Ensuite ce dosimètre était, comme le dosimètre papier, placé dans un étui contenant des filtres et une enveloppe plastique. Le mode de traitement appartenait au laboratoire qui les fournissait.
Ces dosimètres Kodak type 3 et Agfa ont été utilisés surtout dans un premier temps pour des raisons économiques, le dosimètre papier fabriqué à Vincennes par Kodak France étant nettement plus cher. Cependant le fait qu’il y ait deux films par dosimètre est devenu un obstacle pour les laboratoires les plus grands car, au cours des années 1970, le nombre de travailleurs surveillés a crû très rapidement en raison notamment de l’essor du nucléaire civil.

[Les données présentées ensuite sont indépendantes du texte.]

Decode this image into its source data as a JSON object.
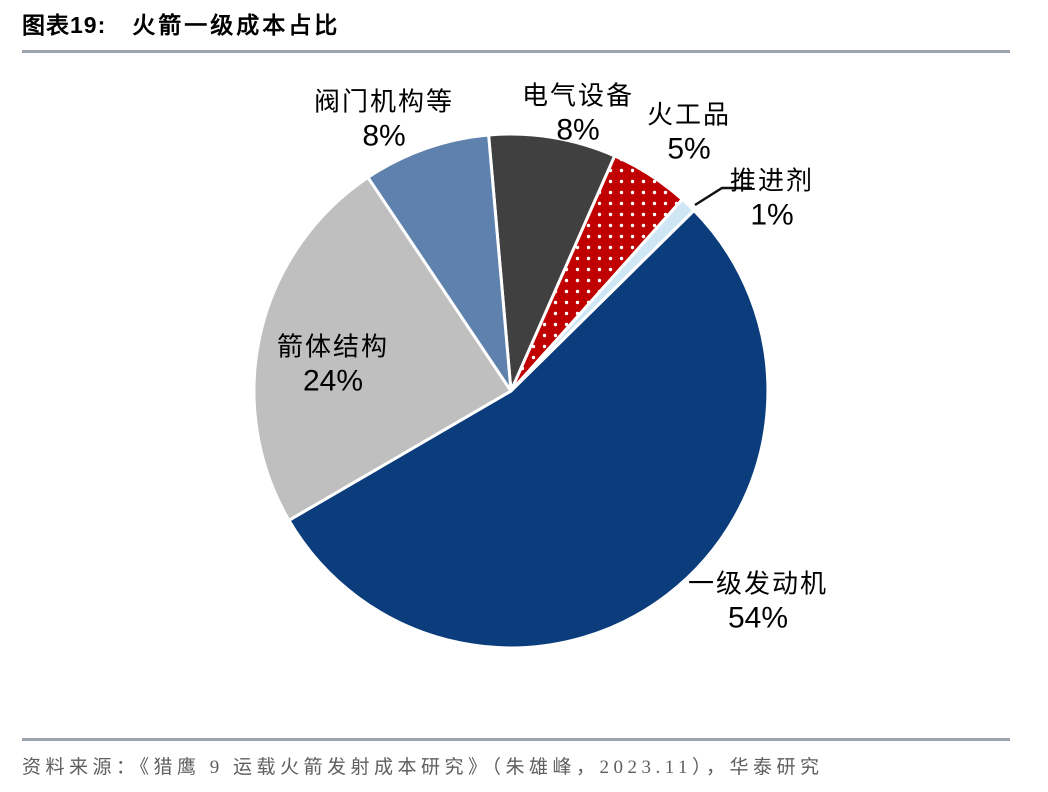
{
  "header": {
    "figure_tag": "图表19:",
    "figure_title": "火箭一级成本占比"
  },
  "footer": {
    "source_text": "资料来源：《猎鹰 9 运载火箭发射成本研究》（朱雄峰，2023.11），华泰研究"
  },
  "chart_data": {
    "type": "pie",
    "title": "火箭一级成本占比",
    "unit": "percent",
    "direction": "clockwise",
    "start_angle_deg_from_top": -5,
    "legend": "none",
    "slices": [
      {
        "key": "electrical-equipment",
        "label": "电气设备",
        "value": 8,
        "pct_label": "8%",
        "color": "#404040"
      },
      {
        "key": "pyrotechnics",
        "label": "火工品",
        "value": 5,
        "pct_label": "5%",
        "color": "#c00000",
        "pattern": "white-dots"
      },
      {
        "key": "propellant",
        "label": "推进剂",
        "value": 1,
        "pct_label": "1%",
        "color": "#cfe6f5",
        "callout": true
      },
      {
        "key": "first-stage-engine",
        "label": "一级发动机",
        "value": 54,
        "pct_label": "54%",
        "color": "#0b3d7c"
      },
      {
        "key": "rocket-body-structure",
        "label": "箭体结构",
        "value": 24,
        "pct_label": "24%",
        "color": "#bfbfbf"
      },
      {
        "key": "valves-mechanisms",
        "label": "阀门机构等",
        "value": 8,
        "pct_label": "8%",
        "color": "#5e82ad"
      }
    ],
    "labels_position": "outside, except rocket-body-structure inside slice",
    "slice_border_color": "#ffffff"
  },
  "colors": {
    "background": "#ffffff",
    "rule": "#9aa4ae",
    "text": "#000000",
    "footer_text": "#5f5f5f",
    "callout_line": "#111111"
  }
}
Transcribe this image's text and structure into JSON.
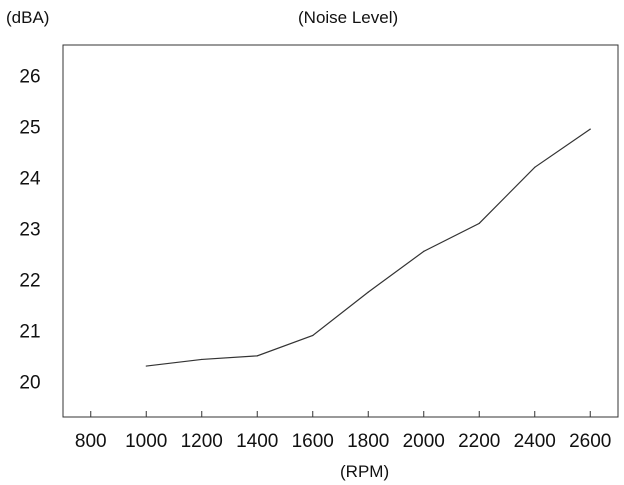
{
  "chart_data": {
    "type": "line",
    "title": "(Noise Level)",
    "ylabel": "(dBA)",
    "xlabel": "(RPM)",
    "x_ticks": [
      800,
      1000,
      1200,
      1400,
      1600,
      1800,
      2000,
      2200,
      2400,
      2600
    ],
    "y_ticks": [
      20,
      21,
      22,
      23,
      24,
      25,
      26
    ],
    "xlim": [
      700,
      2700
    ],
    "ylim": [
      19.3,
      26.6
    ],
    "grid": false,
    "series": [
      {
        "x": [
          1000,
          1200,
          1400,
          1600,
          1800,
          2000,
          2200,
          2400,
          2600
        ],
        "values": [
          20.3,
          20.43,
          20.5,
          20.9,
          21.75,
          22.55,
          23.1,
          24.2,
          24.95
        ]
      }
    ],
    "line_color": "#333333"
  }
}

Vers 1975 est apparu le dosimètre Kodak type 2 qui avait la particularité de présenter les deux émulsions comme le Kodak type 3 décrit sur la figure 2.4 mais sur un seul film, avec l’émulsion rapide sur une face et l’émulsion lente sur l’autre (schéma ci-dessous). Le gros avantage était qu’il y avait deux fois moins de films à développer mais l’inconvénient était que lorsque l’émulsion rapide était saturée, à partir de 3 mSv, il fallait l’enlever par « grattage » pour pouvoir lire l’émulsion lente sur l’autre face. Heureusement cette opération n’était nécessaire que pour des doses élevées qui n’étaient pas très fréquentes (environ 10 % des dosimètres).